ChaucerWrestling for the Ram: Competition and Feedback in Sir Thopas and The Canterbury Tales

Baba Brinkman (Independent Artist/Scholar),

LATCH 3 (2010): 107-133.

Abstract

In The Canterbury Tales, Geoffrey Chaucer uses his storytelling competition not only as a framing device to tie together a collection of tales, but also as a means to explore the increasingly dynamic relationship between literary prowess and social status in 14th century England. Through the active feedback offered within the text by the Host and by his pilgrim compaygne, Chaucer reveals the relationship between poet and audience as analogous in many ways to that between courtiers and their patrons, whose good graces must be won in order to prosper.

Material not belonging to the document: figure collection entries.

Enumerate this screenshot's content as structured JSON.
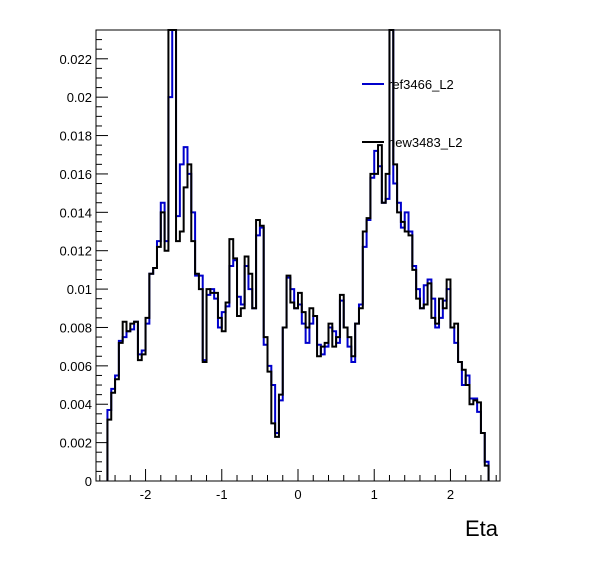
{
  "chart_data": {
    "type": "line",
    "xlabel": "Eta",
    "ylabel": "",
    "xlim": [
      -2.65,
      2.65
    ],
    "ylim": [
      0,
      0.0235
    ],
    "grid": false,
    "legend_position": "top-right",
    "x_ticks": [
      -2,
      -1,
      0,
      1,
      2
    ],
    "x_tick_labels": [
      "-2",
      "-1",
      "0",
      "1",
      "2"
    ],
    "y_ticks": [
      0,
      0.002,
      0.004,
      0.006,
      0.008,
      0.01,
      0.012,
      0.014,
      0.016,
      0.018,
      0.02,
      0.022
    ],
    "y_tick_labels": [
      "0",
      "0.002",
      "0.004",
      "0.006",
      "0.008",
      "0.01",
      "0.012",
      "0.014",
      "0.016",
      "0.018",
      "0.02",
      "0.022"
    ],
    "bins": {
      "start": -2.5,
      "width": 0.05,
      "count": 100
    },
    "series": [
      {
        "name": "ref3466_L2",
        "color": "#0000cc",
        "values": [
          0.0037,
          0.0048,
          0.0055,
          0.0073,
          0.0075,
          0.0078,
          0.0079,
          0.0083,
          0.0066,
          0.0068,
          0.0082,
          0.0108,
          0.0111,
          0.0125,
          0.0145,
          0.0125,
          0.02,
          0.0235,
          0.0138,
          0.0165,
          0.0174,
          0.016,
          0.014,
          0.0107,
          0.0107,
          0.0063,
          0.0097,
          0.01,
          0.0095,
          0.008,
          0.0088,
          0.0091,
          0.0112,
          0.0115,
          0.0096,
          0.0092,
          0.0112,
          0.01,
          0.009,
          0.0128,
          0.0132,
          0.0071,
          0.006,
          0.005,
          0.0025,
          0.0042,
          0.008,
          0.0106,
          0.01,
          0.009,
          0.0092,
          0.0082,
          0.0072,
          0.0082,
          0.0086,
          0.0071,
          0.0066,
          0.007,
          0.008,
          0.0078,
          0.0072,
          0.0094,
          0.008,
          0.007,
          0.0062,
          0.0082,
          0.0092,
          0.0122,
          0.0136,
          0.0158,
          0.0172,
          0.0164,
          0.0145,
          0.0147,
          0.0235,
          0.0155,
          0.0145,
          0.0132,
          0.014,
          0.013,
          0.0112,
          0.01,
          0.009,
          0.0102,
          0.0105,
          0.0095,
          0.008,
          0.0085,
          0.0094,
          0.01,
          0.008,
          0.0072,
          0.0062,
          0.005,
          0.0055,
          0.0043,
          0.0043,
          0.0036,
          0.0025,
          0.001
        ]
      },
      {
        "name": "new3483_L2",
        "color": "#000000",
        "values": [
          0.0032,
          0.0046,
          0.0053,
          0.0072,
          0.0083,
          0.0078,
          0.0082,
          0.0083,
          0.0063,
          0.0066,
          0.0085,
          0.0108,
          0.0111,
          0.0122,
          0.014,
          0.012,
          0.0235,
          0.0235,
          0.0125,
          0.013,
          0.0153,
          0.0165,
          0.0125,
          0.0108,
          0.01,
          0.0062,
          0.01,
          0.0098,
          0.0098,
          0.0085,
          0.0078,
          0.0093,
          0.0126,
          0.0116,
          0.0086,
          0.009,
          0.0117,
          0.0108,
          0.009,
          0.0136,
          0.0133,
          0.0075,
          0.0057,
          0.003,
          0.0023,
          0.0045,
          0.008,
          0.0107,
          0.0093,
          0.009,
          0.0098,
          0.0088,
          0.008,
          0.009,
          0.0086,
          0.0065,
          0.007,
          0.0072,
          0.0082,
          0.007,
          0.0075,
          0.0097,
          0.008,
          0.0075,
          0.0065,
          0.0082,
          0.009,
          0.013,
          0.0137,
          0.016,
          0.016,
          0.0175,
          0.0145,
          0.016,
          0.0235,
          0.0165,
          0.014,
          0.0135,
          0.013,
          0.0128,
          0.011,
          0.0095,
          0.009,
          0.0092,
          0.0103,
          0.0085,
          0.0082,
          0.0095,
          0.009,
          0.0105,
          0.008,
          0.0082,
          0.0062,
          0.0058,
          0.005,
          0.004,
          0.0042,
          0.0041,
          0.0025,
          0.0008
        ]
      }
    ]
  }
}
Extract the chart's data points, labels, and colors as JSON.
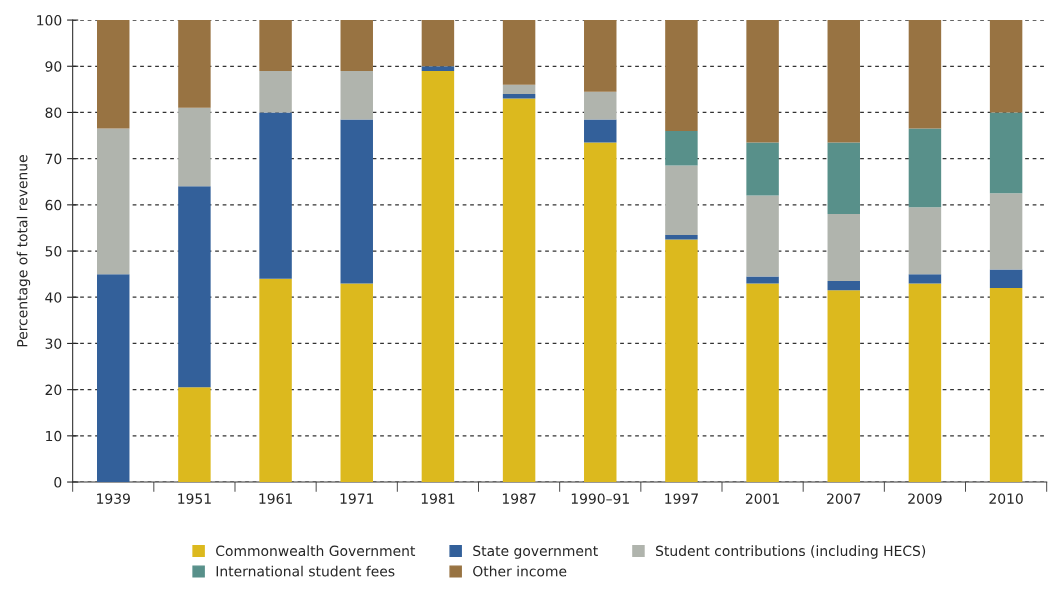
{
  "chart_data": {
    "type": "bar",
    "stacked": true,
    "ylabel": "Percentage of total revenue",
    "categories": [
      "1939",
      "1951",
      "1961",
      "1971",
      "1981",
      "1987",
      "1990–91",
      "1997",
      "2001",
      "2007",
      "2009",
      "2010"
    ],
    "series": [
      {
        "name": "Commonwealth Government",
        "color": "#dcb91e",
        "values": [
          null,
          20.5,
          44,
          43,
          89,
          83,
          73.5,
          52.5,
          43,
          41.5,
          43,
          42
        ]
      },
      {
        "name": "State government",
        "color": "#33609a",
        "values": [
          45,
          43.5,
          36,
          35.5,
          1,
          1,
          5,
          1,
          1.5,
          2,
          2,
          4
        ]
      },
      {
        "name": "Student contributions (including HECS)",
        "color": "#b0b4ad",
        "values": [
          31.5,
          17,
          9,
          10.5,
          null,
          2,
          6,
          15,
          17.5,
          14.5,
          14.5,
          16.5
        ]
      },
      {
        "name": "International student fees",
        "color": "#58908a",
        "values": [
          null,
          null,
          null,
          null,
          null,
          null,
          null,
          7.5,
          11.5,
          15.5,
          17,
          17.5
        ]
      },
      {
        "name": "Other income",
        "color": "#987342",
        "values": [
          23.5,
          19,
          11,
          11,
          10,
          14,
          15.5,
          24,
          26.5,
          26.5,
          23.5,
          20
        ]
      }
    ],
    "ylim": [
      0,
      100
    ],
    "yticks": [
      0,
      10,
      20,
      30,
      40,
      50,
      60,
      70,
      80,
      90,
      100
    ],
    "grid": "y",
    "legend": "bottom"
  }
}
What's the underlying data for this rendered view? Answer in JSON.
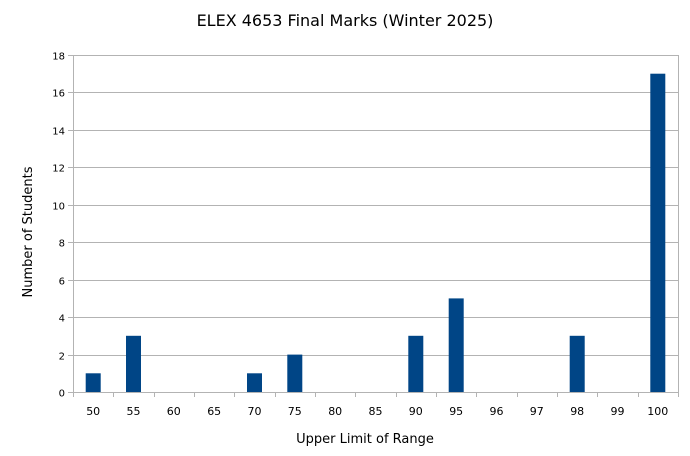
{
  "chart_data": {
    "type": "bar",
    "title": "ELEX 4653 Final Marks (Winter 2025)",
    "xlabel": "Upper Limit of Range",
    "ylabel": "Number of Students",
    "categories": [
      "50",
      "55",
      "60",
      "65",
      "70",
      "75",
      "80",
      "85",
      "90",
      "95",
      "96",
      "97",
      "98",
      "99",
      "100"
    ],
    "values": [
      1,
      3,
      0,
      0,
      1,
      2,
      0,
      0,
      3,
      5,
      0,
      0,
      3,
      0,
      17
    ],
    "ylim": [
      0,
      18
    ],
    "yticks": [
      0,
      2,
      4,
      6,
      8,
      10,
      12,
      14,
      16,
      18
    ],
    "grid": true,
    "legend": "none",
    "colors": {
      "bar": "#004586",
      "grid": "#b3b3b3",
      "axis": "#b3b3b3"
    }
  }
}
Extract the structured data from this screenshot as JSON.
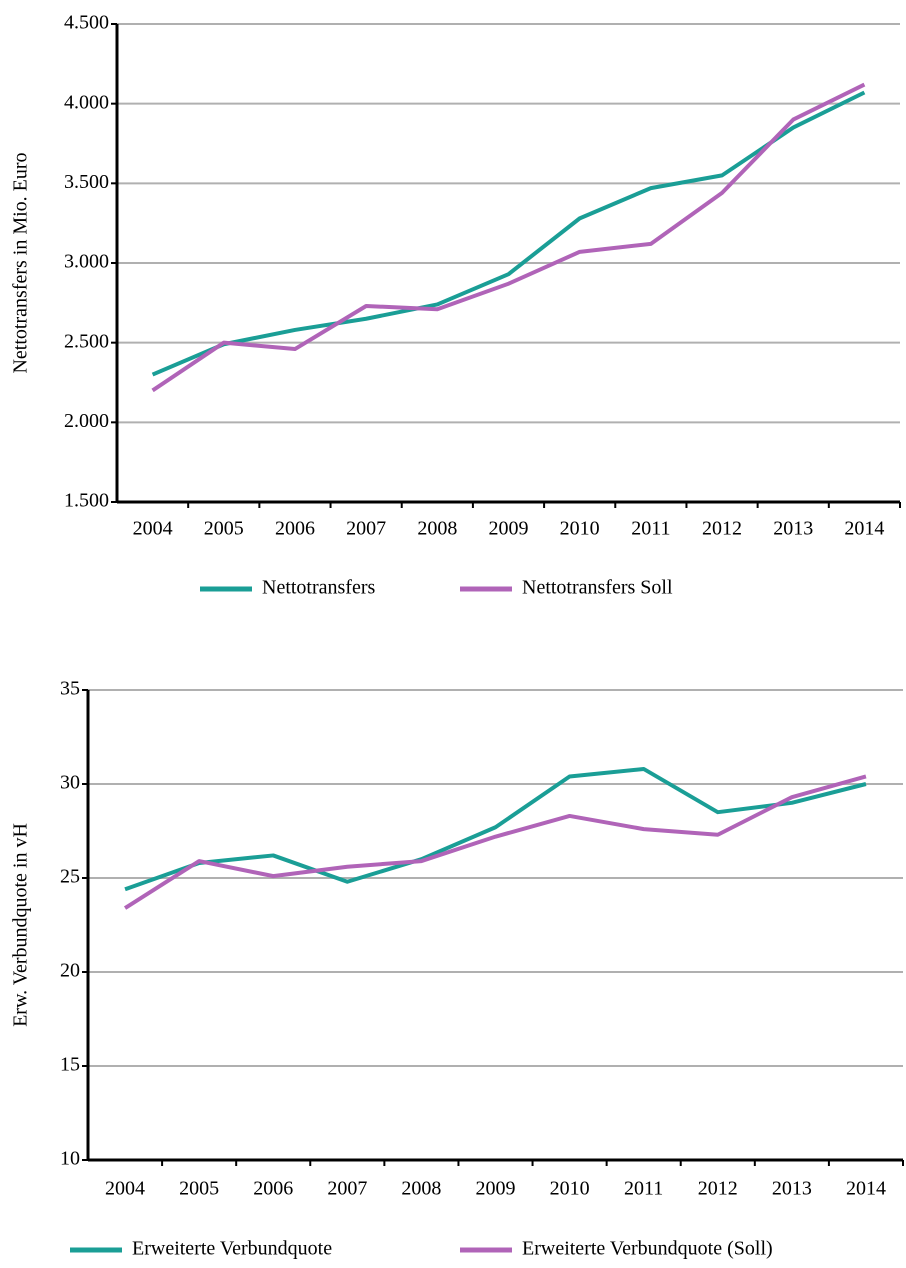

Chaucer had a number of exemplars for his storytelling competition available to him, including the informal literary games of court, the competition among English poets for recognition as men of letters, and the recent resurrection/invention of the notion of a “poet laureate” by Petrarch. Situating Chaucer within this historical context, and within the current of cultural change that saw the court “maker” inherit the storytelling role once enjoyed exclusively by minstrels, will help us to understand Chaucer’s most striking moment of authorial self-awareness in the Thopas/Melibee link.

The Canterbury Tales is a series of diverse narratives framed within the context of two organizing principles: a pilgrimage and a competition. The competition is established in the General Prologue, and each of the twenty-four tales that make up the bulk of the text is in effect an entry. The competition is most conspicuous in the frame narrative, consisting of the introductions, prologues, and epilogues to the tales, as the pilgrims offer comments in the form of criticism or support for each speaker’s entry. The guidelines that determine one’s standing in the competition, however, are never clearly explained; they emerge instead from the feedback offered by the pilgrim audience.